German rabbi; born in Murowana-Goslin, Posen, 1811; died in Oppeln, Prussian Silesia, Aug. 25, 1895. Having acquired his diploma as Ph.D., he went as rabbi to Posen, where he introduced a modern synagogal service with German sermons. He met, however, strong opposition, headed by Solomon Eger; and the services could take place only under police protection. In 1845 Wiener was called as rabbi to Oppeln, where he officiated until his death. He was one of the most progressive rabbis of his time; and at the synods of Cassel (1844), Leipsic (1869), and Augsburg (1870) he advocated the following reforms in Judaism: revision of the prayer-book; employment of the organ in divine service; permission to travel on Sabbaths; and the abolition of all second days of festivals. His chief ambition, however, was to release the Jews from what he called the authority of the Talmud.

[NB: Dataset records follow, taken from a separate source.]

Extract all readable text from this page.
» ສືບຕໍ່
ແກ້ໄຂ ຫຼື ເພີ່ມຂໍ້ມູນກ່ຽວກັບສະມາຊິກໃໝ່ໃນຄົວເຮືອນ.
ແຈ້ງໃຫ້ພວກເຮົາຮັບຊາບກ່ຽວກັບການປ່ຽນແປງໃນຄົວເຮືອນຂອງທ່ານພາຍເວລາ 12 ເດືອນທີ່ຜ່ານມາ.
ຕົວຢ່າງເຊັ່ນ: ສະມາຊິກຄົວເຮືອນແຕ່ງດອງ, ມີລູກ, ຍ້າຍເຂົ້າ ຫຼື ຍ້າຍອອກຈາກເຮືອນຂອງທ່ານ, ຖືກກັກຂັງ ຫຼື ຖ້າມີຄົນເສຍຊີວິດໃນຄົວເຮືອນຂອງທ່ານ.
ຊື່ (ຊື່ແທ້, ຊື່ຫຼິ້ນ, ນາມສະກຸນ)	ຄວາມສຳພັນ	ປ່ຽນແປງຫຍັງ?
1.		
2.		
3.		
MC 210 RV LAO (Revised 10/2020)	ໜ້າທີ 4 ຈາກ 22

Wiener was the author of the following works: "Die Opfer- und Akeda-Gebete. Ein Beitrag zur Orientierung in der Cultusfrage" (Breslau, 1869); "Worte Gesprochen an der Bahre der Seligen Frau Rosalie Verwitwete Cohn" (Oppeln, 1871); and "Die Jüdischen Speisegesetze" (Breslau, 1895), a very radical criticism of the dietary laws.
- Allg. Zeit. des Jud. 1892, pp. 51-53;
- Aḥiasaf, 1896, p. 303;
- Lippe, Bibliographisches Lexikon, 1881, p. 532.